I analyzed two books I find riveting. (While both books had romance stories embedded, neither of these books is in the typical romance genre.) What did the openings of the two books have in common?
Both are told in third person past tense, and both use the contemporary writing technique called deep point-of-view, or deep POV. This a writing technique born from contemporary cinema where showing is maximized, while telling is minimal or absent.
What does that mean?The reader experiences the situation alongside the character, because the reader sees what the character sees, smells what the character smells, and experiences emotions largely without naming them–for example, “her cheeks grew warm,” rather than “she felt embarrassed.” The character’s thoughts are reported without using quote marks or italics, but just spilled onto the page, because everything that’s on the page is coming from the character’s head and heart–the observations as well as the thoughts and emotions.

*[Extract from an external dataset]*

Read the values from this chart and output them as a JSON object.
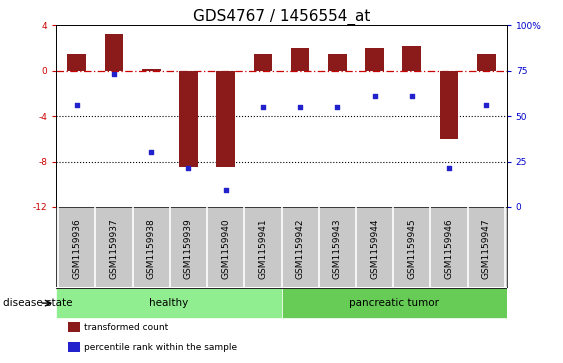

1. Description: Both of these openings contain quite a lot of description. They moved the character through the scene and salted the movement with lots of details.
2. Minimal back story: The “you are there” effect, with minimal background information revealed, leaves plenty of unanswered questions in the reader’s mind as to how the character got into this pickle. The questions tend to draw the reader in, too.
3. High stakes: Tension makes a story. Without it, the reader will yawn and put the book down. Tension needs to be on every page, a subtext for every paragraph. In both books, the opening scenes contain fairly high stakes and a lot of resulting tension. What are the stakes? The character is not facing death at this point, but humiliation in both books. We all experience humiliation as something to be avoided at all costs. So we get this.
4. High action? Guess again: Hollywood is fond of prologue-style openings for action movies, where a short punchy action scene introduces the main character to the reader in a situation that is not the main challenge for that character in the rest of the book. Indiana Jones in a cave being chased by rolling boulders, for instance.
Both of these openings sort of followed that pattern, with the main character engaged in trying to do something that isn’t directly related to the big question found later in the book. But these opening scenes are not short, and they aren’t high-action.
4. Dwelling on emotions: The authors take their time moving the character through the scene, portraying above all the character’s emotions. The opening scene, and the whole books actually, become an emotional landscape for the reader to experience alongside the characters. Just what the readers want!
So, what are the two books? By Darkness Hid by Jill Williamson and Firebird by Kathy Tyers. Both adventure stories with romance thrown in, against a backdrop of fantasy/sci fi. Your favorite riveting books will be different. Can you share what you learn from their first scenes?